青溪露出無奈的神情:“所以啊,這些年來,我只能依靠怨恨活下去。”

易柯目光晦暗,沒有打斷,任由青溪繼續說下去。

在月宮規訓下,仙子與仙子之間的關系涼薄。不因著利益起沖突,便已算得上和睦。

就如青溪所言,她避世許久,向來孤身一人,總是伴著寂寥入夜。

許是無人傾聽心聲,今夜便說的格外多些。

“我該怨恨的人有那麽多,多到我都快數不清了。我恨君上,恨白硯辭,甚至怨恨你!可到頭來,我最怨恨的人,其實是自己。”

青溪頓了頓,竟然笑出聲來:“我無時無刻不在想,自己哪怕得到過一丁點的愛,也不會落到這番田地。

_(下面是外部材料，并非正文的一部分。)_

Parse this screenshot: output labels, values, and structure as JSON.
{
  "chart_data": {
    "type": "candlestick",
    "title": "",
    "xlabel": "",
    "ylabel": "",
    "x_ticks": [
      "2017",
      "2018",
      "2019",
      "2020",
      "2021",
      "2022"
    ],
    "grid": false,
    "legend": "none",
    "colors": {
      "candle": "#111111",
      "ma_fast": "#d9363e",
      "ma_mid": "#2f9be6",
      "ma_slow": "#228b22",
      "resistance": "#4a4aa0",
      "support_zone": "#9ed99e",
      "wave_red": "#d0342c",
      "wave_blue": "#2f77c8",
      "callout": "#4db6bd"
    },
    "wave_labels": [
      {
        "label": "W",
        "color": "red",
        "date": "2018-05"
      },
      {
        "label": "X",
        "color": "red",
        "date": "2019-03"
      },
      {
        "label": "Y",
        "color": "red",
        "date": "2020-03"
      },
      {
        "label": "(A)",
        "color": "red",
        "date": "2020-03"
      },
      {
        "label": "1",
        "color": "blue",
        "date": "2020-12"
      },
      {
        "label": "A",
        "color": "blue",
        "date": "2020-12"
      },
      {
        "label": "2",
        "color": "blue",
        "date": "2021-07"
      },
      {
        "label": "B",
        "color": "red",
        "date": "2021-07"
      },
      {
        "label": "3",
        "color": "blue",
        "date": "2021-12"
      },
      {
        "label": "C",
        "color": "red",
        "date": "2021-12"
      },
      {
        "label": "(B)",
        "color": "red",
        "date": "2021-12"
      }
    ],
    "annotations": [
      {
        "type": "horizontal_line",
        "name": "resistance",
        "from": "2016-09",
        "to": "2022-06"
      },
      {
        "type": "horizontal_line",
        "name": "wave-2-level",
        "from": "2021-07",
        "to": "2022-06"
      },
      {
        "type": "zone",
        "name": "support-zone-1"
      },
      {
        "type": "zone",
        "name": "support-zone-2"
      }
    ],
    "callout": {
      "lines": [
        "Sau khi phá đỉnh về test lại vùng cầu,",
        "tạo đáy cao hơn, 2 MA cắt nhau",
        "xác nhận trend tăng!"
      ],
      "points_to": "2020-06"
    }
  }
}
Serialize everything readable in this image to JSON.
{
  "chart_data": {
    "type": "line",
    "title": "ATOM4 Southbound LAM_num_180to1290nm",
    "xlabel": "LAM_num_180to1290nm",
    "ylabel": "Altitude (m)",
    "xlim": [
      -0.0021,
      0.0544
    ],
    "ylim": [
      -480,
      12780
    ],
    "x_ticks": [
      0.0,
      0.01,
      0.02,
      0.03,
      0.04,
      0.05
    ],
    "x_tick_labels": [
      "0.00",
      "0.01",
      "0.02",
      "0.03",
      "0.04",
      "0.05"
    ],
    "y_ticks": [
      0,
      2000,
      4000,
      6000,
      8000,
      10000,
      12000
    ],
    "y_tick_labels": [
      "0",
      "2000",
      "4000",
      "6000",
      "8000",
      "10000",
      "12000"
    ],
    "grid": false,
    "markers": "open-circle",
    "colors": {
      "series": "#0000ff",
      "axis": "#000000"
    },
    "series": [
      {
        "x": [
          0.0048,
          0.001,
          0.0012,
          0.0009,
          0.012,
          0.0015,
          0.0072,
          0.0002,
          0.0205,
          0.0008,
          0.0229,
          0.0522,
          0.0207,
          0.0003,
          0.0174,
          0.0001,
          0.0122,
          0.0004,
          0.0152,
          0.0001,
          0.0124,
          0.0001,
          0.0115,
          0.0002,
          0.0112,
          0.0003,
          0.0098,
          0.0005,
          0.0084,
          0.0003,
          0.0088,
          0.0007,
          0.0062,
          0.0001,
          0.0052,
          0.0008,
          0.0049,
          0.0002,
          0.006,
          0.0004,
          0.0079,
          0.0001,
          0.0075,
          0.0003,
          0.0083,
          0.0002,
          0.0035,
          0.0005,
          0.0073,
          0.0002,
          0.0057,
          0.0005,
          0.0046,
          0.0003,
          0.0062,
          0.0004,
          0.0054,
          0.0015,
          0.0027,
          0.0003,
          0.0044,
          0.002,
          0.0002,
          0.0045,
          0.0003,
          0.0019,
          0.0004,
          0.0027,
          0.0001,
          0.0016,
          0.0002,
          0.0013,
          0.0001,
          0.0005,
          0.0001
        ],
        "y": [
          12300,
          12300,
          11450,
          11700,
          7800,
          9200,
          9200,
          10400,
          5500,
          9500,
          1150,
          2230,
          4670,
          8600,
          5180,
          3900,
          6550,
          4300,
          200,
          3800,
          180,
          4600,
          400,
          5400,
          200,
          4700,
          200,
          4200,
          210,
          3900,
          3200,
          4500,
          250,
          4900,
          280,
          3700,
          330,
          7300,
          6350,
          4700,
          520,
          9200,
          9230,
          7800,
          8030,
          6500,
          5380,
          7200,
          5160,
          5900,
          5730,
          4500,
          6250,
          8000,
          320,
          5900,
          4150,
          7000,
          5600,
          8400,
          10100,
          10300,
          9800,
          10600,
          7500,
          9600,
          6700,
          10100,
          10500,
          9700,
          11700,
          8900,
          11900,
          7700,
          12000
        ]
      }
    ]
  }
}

”

易柯望見青溪眼中,向來平靜如死水的目光中,難得燃起熾熱的火焰。

青溪看著她,一字一句道:“曦月仙子,只要你肯修補我的靈火,我便助你離開水牢,你就也能帶白大人離開月宮了。”

“離開水牢,然後呢?”

青溪冷笑一聲,毫不掩藏深切的恨意:“殺了他。”

雖然早有預感,可真的聽到這三個字時,還是覺得震撼。

又有哪只自由的鳥,願意活在荊棘之下呢?

用暴政換來的權力,脅迫換來的心腹,最終都會倒戈,成為指向權力的武器。

暴力,永遠換不來半分真心。

在青溪離開時,擡手撤去了水牢結界,順便撬開了封印她力量陣法的縫隙。

封印陣法由諦聽力量匯成,諦聽用了三件仙器,才勉強成陣。

她不禁吐槽,分明是大仙子,卻如此大費周章,才能達到和穆文欣發明的儀器相同的效果,只是範圍大了點,能覆蓋到整個仙界。

她不禁懷疑,穆文欣的身份真的只是人類那麽簡單嗎?

青溪臨走時向她承諾,今日便會找機會帶她出去。

時間耽誤不得,靈火和壽元接連缺損,每拖一秒都是在拿命做賭註。

諦聽派了許多仙子,在水牢外看守,其中以芙蓉為首。

芙蓉向來和青溪不對付,若是芙蓉想進來要了她的命,如今的她也毫無還手之力。

她如今力量被封,青溪只能勉強撬開封印陣法的口子。在離開水牢時,需要徹底破陣才行。

在青溪沒來之前,她原本想尋個機會,結束自己的生命。

既然被關進水牢,諦聽絕不會放她離開,念著舊情的緣故,也不會傷及白硯辭的性命,她索性以死為祭,將神識脫離。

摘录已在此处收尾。